1. BEŞ TÜMELE GÖRE TANIM
-
Özle İlgili Tanım: Kavramın yerini açıkça belirtip diğerlerinden ayıran tanımdır.”İnsan,konuşandır.”
-
İlintiyle İlgili Tanım: Kavramın ilintisini bildiren tanımlardır.”İnsan,uyuyandır.”
2. TANIMLANANA GÖRE TANIM ÇEŞİTLERİ
a) Ad Tanımları:Bir kavram, başka kavramlarla zihinden yeni ilişkiler kurularak açıklanıyorsa (Örn: “Araba, çağımızın gerekleri arasında sayılan, önemli bir araçtır”; “Çikolatalı pasta, dünyanın en güzel yiyeceğidir”…) ad tanımıdır.Tanımlayana(kişiye) bağlıdır.Uzlaşımın ürünüdür.
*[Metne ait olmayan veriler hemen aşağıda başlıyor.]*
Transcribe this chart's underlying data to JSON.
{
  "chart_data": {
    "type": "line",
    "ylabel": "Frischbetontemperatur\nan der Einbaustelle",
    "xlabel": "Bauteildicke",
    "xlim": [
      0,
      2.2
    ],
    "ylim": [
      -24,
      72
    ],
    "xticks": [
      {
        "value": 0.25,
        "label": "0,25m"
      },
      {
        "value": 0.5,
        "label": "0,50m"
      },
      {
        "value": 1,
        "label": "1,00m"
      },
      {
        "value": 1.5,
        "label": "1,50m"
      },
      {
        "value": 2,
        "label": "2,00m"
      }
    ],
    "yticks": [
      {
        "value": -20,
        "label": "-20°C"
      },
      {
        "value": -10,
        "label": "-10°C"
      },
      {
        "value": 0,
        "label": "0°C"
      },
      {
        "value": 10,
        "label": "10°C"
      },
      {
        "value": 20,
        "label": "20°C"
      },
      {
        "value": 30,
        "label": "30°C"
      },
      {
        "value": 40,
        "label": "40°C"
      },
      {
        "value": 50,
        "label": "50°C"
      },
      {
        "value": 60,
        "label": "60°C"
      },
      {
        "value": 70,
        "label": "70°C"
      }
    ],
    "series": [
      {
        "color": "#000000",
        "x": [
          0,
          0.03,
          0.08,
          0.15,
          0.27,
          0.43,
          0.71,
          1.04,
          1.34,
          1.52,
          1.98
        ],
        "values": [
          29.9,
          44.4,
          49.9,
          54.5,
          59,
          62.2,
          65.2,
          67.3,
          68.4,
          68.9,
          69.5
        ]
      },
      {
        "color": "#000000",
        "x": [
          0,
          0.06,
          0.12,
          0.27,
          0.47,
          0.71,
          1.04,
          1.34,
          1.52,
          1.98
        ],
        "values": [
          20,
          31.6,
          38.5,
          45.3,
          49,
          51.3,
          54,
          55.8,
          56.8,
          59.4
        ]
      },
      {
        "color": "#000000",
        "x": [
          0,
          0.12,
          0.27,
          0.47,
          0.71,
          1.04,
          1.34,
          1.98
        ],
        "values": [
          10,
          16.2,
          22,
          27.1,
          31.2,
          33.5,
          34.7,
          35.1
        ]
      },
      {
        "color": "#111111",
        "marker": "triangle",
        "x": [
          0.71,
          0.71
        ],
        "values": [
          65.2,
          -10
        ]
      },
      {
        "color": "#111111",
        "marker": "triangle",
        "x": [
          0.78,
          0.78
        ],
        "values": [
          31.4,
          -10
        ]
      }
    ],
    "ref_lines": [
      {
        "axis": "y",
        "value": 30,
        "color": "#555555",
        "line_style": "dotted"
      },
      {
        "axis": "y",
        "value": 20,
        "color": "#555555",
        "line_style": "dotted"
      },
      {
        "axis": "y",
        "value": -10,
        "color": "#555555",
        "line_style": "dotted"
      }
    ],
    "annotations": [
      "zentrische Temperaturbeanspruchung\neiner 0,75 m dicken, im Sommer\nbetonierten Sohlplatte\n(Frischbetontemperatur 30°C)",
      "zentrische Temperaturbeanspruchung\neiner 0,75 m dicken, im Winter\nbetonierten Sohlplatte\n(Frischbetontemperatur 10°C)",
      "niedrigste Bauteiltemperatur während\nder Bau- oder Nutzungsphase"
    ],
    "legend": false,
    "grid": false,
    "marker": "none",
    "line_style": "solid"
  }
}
b) Nesne Tanımları: Deney ve gözlem ile ispatlanmış bir özellik yüklenerek açıklama yapılıyorsa (Örn: “Su, deniz seviyesinde 100 oC’ de kaynar”; “metaller, ısınınca genleşir”…) nesne tanımıdır. Tanımlanana(nesneye) bağlıdır.
TANIMLANAMAZLAR:
-
Duyumların( renk, ses, koku vb.) ve duyguların(sevgi, aşk, kin) tanımı yapılamaz.
-
Üstün cinslerin tanımı yapılamaz. Tanrı, varlık, birlik vb.
BEŞ TÜMEL
a)Cins: Birlikte düşünülen terimlerden kaplamı daha fazla olandır. Örneğin kedi, tavşan, kuş nedi diye soracak olursak cevabımız hayvan olacaktır ve hayvan bir cins ifadesidir.
Cins ikiye ayrılır:
-
Bir türün hemen üstünde olan yakın cinstir. Akıllı, Duygulunun yakın cinsidir.
* Türün bağlı olduğu yakın cinsin daha üstünde bulunan cinslere uzak cins denir. Akıllı, Canlının uzak cinsidir.
b)Tür: Kaplamı(genelliği) daha az olandır. Örneğin omurgalılar içinde kedi bir türdür. Kedi terimi omurgalı cinsinin bir türüdür.
Tür ikiye ayrılır:
* Sadece tür olabilen ama cins olamayan kavramlar özel türdür.
* Hem cins hem de tür olabilen kavramlar ise göreli türdür.
Örnek: Varlık – Canlı – Bitki – Menekşe – Mor menekşe
Canlı, bitki, menekşe göreli türdür .Mor menekşe ise özel türdür.
c)Ayırım: Aynı cins içerisinde türleri birbirinden ayırmaya yarayan özelliklerdir.
Örn; Kuş türünü solucandan ayıran özellik uçmasıdır. Buda kuşun ayrımıdır.
d)Özgülük: Bir özelliğin sadece bir türe ait olmasıdır.
Örn; Düşünmek insana, havlamak köpeğe miyavlamak kediye özgü özeliklerdir.
e)İlinti: Bir özelliğin birden fazla türe ait olmasıdır.
Örn; Yürümek, yüzmek,koşmak birden fazla türe ait olan özelliklerdir.